All health care providers are aware that the chief complaint may not be what the patient really wants to talk about.   Finding out the real concern can be part of the detective work the physician must do.  Sometimes it doesn’t actually reveal itself until the physician’s hand is on the door knob, ready to say goodbye and move on to the next patient.
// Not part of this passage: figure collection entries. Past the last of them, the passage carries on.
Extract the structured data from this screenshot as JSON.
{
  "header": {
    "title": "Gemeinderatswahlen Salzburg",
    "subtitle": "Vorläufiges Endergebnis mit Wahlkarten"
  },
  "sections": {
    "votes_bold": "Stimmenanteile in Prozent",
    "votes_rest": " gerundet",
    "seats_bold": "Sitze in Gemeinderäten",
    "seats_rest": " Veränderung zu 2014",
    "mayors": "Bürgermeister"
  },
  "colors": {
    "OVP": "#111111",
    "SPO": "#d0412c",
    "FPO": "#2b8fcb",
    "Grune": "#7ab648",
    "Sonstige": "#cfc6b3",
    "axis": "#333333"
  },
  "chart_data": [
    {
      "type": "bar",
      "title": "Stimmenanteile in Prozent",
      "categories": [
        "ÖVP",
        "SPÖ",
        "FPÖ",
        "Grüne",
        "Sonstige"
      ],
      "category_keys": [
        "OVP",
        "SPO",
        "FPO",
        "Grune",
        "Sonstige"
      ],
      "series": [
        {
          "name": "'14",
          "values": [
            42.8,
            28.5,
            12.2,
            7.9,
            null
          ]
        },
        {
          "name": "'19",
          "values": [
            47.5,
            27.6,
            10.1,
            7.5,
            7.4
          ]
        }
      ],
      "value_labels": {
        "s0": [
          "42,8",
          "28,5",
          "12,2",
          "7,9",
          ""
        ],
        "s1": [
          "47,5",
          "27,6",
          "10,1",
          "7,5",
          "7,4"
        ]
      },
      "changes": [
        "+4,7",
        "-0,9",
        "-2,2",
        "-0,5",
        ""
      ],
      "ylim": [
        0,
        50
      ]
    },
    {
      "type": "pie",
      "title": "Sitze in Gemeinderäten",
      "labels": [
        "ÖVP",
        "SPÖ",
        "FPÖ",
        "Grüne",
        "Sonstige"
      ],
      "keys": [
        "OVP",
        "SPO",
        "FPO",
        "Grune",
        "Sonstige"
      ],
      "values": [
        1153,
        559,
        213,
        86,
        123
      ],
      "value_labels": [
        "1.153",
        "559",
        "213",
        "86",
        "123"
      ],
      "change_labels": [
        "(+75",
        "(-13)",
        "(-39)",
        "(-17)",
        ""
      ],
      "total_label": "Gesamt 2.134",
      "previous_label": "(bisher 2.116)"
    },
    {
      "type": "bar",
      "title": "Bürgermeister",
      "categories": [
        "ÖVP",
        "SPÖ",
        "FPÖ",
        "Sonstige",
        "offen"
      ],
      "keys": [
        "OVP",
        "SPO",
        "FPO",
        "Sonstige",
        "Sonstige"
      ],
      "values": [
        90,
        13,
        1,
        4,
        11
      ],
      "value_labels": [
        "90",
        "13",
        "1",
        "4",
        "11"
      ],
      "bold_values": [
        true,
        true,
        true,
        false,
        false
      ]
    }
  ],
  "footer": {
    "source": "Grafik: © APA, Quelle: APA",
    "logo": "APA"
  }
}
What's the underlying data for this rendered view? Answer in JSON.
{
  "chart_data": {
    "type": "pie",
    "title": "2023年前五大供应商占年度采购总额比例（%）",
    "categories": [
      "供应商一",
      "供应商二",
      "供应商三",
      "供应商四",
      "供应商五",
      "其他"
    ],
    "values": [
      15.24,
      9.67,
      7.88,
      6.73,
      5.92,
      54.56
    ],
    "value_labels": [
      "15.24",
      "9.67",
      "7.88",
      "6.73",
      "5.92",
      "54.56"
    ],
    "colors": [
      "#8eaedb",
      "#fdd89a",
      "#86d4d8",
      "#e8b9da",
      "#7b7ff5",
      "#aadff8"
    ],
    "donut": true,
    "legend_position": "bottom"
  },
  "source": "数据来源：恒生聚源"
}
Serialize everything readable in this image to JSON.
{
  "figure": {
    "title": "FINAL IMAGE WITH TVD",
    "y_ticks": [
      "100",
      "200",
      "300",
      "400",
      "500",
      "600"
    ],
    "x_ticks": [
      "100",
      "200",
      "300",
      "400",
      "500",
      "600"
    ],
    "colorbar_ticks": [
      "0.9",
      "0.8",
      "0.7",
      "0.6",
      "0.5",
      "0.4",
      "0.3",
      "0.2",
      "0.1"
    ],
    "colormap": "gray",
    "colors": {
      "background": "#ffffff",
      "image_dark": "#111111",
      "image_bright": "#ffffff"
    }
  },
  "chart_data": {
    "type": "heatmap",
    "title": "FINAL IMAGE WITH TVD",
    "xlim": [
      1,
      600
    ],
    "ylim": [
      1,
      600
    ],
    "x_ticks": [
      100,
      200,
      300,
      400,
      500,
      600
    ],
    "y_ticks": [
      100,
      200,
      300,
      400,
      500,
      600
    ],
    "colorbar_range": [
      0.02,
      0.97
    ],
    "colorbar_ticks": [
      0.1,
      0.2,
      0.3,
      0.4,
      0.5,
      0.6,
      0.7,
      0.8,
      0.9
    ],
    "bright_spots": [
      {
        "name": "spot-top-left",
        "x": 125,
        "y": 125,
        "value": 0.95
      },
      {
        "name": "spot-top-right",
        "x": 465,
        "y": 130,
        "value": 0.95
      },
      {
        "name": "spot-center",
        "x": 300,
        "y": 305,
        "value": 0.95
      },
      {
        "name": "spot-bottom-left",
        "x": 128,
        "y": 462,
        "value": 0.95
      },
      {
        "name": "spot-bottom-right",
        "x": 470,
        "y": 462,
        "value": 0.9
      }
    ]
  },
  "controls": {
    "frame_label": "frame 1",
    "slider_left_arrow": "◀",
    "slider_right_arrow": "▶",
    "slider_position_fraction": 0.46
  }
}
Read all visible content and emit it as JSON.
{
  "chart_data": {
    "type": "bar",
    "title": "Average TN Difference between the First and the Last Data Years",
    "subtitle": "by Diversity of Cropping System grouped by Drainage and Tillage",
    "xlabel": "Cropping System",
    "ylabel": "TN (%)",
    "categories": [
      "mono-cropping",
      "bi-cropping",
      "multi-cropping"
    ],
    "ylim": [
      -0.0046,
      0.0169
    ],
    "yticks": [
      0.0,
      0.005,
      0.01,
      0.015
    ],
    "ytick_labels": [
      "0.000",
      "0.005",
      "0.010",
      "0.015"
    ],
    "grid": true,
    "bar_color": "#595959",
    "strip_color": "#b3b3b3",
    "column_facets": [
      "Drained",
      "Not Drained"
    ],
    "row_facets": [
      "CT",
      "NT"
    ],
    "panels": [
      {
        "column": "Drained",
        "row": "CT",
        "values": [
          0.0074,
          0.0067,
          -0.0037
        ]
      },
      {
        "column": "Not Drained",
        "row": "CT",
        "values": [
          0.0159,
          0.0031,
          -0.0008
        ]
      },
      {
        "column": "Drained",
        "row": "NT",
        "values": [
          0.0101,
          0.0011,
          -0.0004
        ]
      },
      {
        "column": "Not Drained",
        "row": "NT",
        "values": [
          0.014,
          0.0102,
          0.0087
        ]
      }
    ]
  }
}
So I can’t depend on a seemingly routine and straight forward chief complaint to be what it appears on the daily schedule.   When I knock on the exam room door, I need to expect the unexpected.  Otherwise,  I’ll have failed my patient and not done what I’m trained to do–look for what is “beneath” the chief complaint.


“itching” – a patient who reports 2-3 months of daily itching, worse at night, with no other symptoms and no apparent rash.  Treatment for scabies showed no benefit, there has been no significant relief from antihistamines or topical corticosteroids.   Examination is unremarkable with no skin findings other than the excoriations from scratching.  Lab work reveals mildly elevated liver function tests.  Additional labs reveal no acute or chronic infectious hepatitis but further work up confirms primary sclerosing cholangitis.

“back pain” in a patient who had been seen with similar low back pain six months previously, but it has been intermittent up until a week prior to this visit when the patient’s legs feel heavy when going up stairs.  Exam reveals an abnormally “stiff” gait but no leg swelling or neurologic abnormality.  Sed rate is elevated and subsequent MRI scan shows bilateral iliac thrombosis due to a congenitally absent inferior vena cava.

“memory lapses” in a patient who notes two weeks of feeling that it was a struggle to remember something that had happened only a few moments before.  Significant recent stress with fatigue but mental status exam and physical exam appears entirely normal.  Screening lab work reveals a significantly elevated calcium, with subsequent testing showing hyperparathyroidism.  Surgery to remove the offending parathyroid gland reveals incidental papillary thyroid cancer as well.

“constipation” in a patient who has noticed bloating in her lower abdomen for several weeks.  She has had normal cycles on birth control pills, has a negative pregnancy test, and a rock hard 18 week size mass in the pelvis.  Subsequent surgery reveals a rare non-metastasized ovarian malignancy requiring aggressive chemotherapy.

“fatigue” in a patient who is puzzled about having slept for almost 20 hours straight.   General disheveled malnourished appearance and smell suggests issues with being able to do basic self care and an examination reveals needle tracks on both arms.  Admits to daily heroin use but doesn’t think it is connected to the excessive sleep need since drug use has not changed over several years.

“fever” with headache, myalgias, and nausea for two days in a patient whose rapid strep and influenza screen is negative, lab showing normal white count with a left shift.  Blood cultures eventually grow strep viridans from subacute bacterial endocarditis on a previously undiagnosed bicuspid aortic valve, presumably from a dental cleaning a few weeks before.

“rib pain” in the left lower anterolateral chest wall of a patient with a week of dry cough, congestion, and low grade fevers.  Vital signs and pulse oximeter readings are normal, as well as a plain chest xray, a urinalysis shows some red blood cells. Scan of the abdomen rules out kidney stone but suggests a subtle infiltrate in the left lower lobe.  D-dimer is mildly elevated and scan of the chest shows multiple infarcts most likely related to use of combination oral contraceptives.

Any of these routine “chief complaints” could have led me to conclude an every day diagnosis, forming a treatment plan based on standardized clinical guidelines with prediction of an uncomplicated recovery.   But complacency in a primary care setting would be disastrous.

My job is to peel down through the layers and find what lies beneath the symptom that was the patient’s reason for seeking help.   It is that every day mystery that keeps me coming back, day after day, wanting to know what will happen next when I open the exam room door.